Si globalement le système français de protection de l’enfance fonctionne bien, certaines pratiques et certaines idéologies normatives sont « contre-productives ».

Dans un sincère souci d’offrir le meilleur à de nombreux enfants, certaines pratiques sociales défendent des façons de vivre très normatives.

Si les familles n’offrent pas des conditions de vie parfaitement sécures, beaucoup de professionnels des départements « encouragent au placement ».

Alors que les familles, toutes catégories sociales confondues, sont touchées par les difficultés de la vie (chômage, ruptures, difficultés psychologiques, difficultés à élever des enfants, perte de repères, etc…) et que la souffrance se manifeste diversement (violences psychologiques ou physiques, addictions, etc…), les dispositifs d’aide ne sont pas suffisants pour les soutenir.

Certaines familles – qui peuvent avoir eu elles-mêmes des parcours individuels carencés ou simplement avoir rencontré des accidents de la vie – ont des responsabilités éducatives extrêmement lourdes que la société, par ses institutions, leur rappelle. Il est exigé qu’elles prennent mieux soin de leurs enfants à défaut de quoi la société peut les suppléer. Mais cette suppléance est malheureusement parfois défaillante.

NOS PROPOSITIONS

 

Améliorer le travail de prévention pour

  • réduire le nombre de placements et donc la pénurie d’AF (et donc le nombre de placements non réalisés)
  • réduire les situations de ruptures dans le parcours des enfants
  • Mieux accompagner les assistants familiaux en renforçant les moyens des référents ASE pour apporter plus de soutien et de considération pour le travail difficile des assistants familiaux
  • Rendre plus attractive cette profession
  • Mieux traiter les professionnels de l’ASE en réduisant leur charge de travail et leur permettre de réaliser des accompagnements plus efficients

Il existe de nombreux dispositifs d’accompagnement éducatif de prévention (actions essentiellement menées par les services sociaux du département avec l’accord des familles) ou de protection, ordonnés par des juges des enfants (avec ou sans le consentement initial des familles, actions menées par des équipes de travailleurs sociaux exerçant dans des services associatifs, habilités par les départements et qui assurent par délégation ces missions de protection de l’enfance).

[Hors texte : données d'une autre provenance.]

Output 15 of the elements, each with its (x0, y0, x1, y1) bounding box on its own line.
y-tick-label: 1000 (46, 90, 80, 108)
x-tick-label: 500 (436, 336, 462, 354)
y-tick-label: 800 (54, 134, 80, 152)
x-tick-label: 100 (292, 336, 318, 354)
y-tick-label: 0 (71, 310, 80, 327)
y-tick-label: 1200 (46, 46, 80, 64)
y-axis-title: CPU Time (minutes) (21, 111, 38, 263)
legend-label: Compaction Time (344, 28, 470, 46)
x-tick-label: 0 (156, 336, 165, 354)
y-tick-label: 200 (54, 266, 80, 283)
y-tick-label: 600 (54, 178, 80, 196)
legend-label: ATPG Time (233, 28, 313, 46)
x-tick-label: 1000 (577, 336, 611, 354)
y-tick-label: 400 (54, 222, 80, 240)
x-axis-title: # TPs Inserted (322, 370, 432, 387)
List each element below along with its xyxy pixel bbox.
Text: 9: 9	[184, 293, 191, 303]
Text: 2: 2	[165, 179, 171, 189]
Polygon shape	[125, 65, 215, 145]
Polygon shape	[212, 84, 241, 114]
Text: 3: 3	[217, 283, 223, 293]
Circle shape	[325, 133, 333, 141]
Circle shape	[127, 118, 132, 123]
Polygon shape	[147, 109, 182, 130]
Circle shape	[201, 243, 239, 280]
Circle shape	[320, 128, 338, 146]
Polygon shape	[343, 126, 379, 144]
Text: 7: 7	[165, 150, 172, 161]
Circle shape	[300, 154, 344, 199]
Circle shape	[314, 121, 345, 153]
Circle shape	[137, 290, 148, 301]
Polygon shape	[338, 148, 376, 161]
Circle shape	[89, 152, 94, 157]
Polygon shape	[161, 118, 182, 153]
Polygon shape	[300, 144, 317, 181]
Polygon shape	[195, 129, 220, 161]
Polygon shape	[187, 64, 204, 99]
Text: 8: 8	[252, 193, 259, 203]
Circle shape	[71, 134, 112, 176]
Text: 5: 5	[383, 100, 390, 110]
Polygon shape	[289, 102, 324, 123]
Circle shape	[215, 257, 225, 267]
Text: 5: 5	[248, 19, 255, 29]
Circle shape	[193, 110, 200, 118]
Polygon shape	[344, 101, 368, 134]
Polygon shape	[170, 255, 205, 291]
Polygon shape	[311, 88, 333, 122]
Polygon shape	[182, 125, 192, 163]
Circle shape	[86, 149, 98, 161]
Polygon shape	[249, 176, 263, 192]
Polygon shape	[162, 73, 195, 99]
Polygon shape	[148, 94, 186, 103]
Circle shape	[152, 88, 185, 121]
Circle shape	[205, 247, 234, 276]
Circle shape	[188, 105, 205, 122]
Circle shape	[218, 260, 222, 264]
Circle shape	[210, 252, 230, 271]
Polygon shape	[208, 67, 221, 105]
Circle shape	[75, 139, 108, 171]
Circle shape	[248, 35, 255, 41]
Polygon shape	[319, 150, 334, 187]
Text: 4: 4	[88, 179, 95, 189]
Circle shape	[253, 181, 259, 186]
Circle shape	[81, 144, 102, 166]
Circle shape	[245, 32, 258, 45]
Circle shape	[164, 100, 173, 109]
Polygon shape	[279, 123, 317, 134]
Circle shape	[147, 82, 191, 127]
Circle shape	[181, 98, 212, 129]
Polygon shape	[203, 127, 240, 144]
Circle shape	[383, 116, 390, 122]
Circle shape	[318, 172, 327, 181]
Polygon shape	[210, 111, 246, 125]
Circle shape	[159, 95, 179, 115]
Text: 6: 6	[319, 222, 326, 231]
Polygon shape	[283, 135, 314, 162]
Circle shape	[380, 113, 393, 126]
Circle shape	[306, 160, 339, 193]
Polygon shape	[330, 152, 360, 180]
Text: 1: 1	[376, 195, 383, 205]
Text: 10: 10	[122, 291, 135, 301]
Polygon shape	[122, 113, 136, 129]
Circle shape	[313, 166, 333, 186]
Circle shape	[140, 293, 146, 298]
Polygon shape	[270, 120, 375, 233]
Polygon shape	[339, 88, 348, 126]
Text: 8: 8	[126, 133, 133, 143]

Il s’agit d’actions d’accompagnement des familles et des enfants, à domicile, pour tenter de résoudre avec eux les situations qui mettent en danger ces enfants.

Comme on l’a vu plus haut, dans de nombreux cas, lorsqu’un accompagnement est exercé dans une famille, les changements ne vont parfois pas assez vite. Il faut du temps et beaucoup d’aides pour que les choses puissent évoluer positivement ; aides matérielles et financières, écoute et compréhension des dynamiques à l’œuvre, des freins, des potentiels, conseils à la parentalité, soutien et travail psychothérapeutique des parents ou des enfants, interventions d’aides à domicile et de travailleuses d’intervention sociale et familiale, aide aux devoirs, etc…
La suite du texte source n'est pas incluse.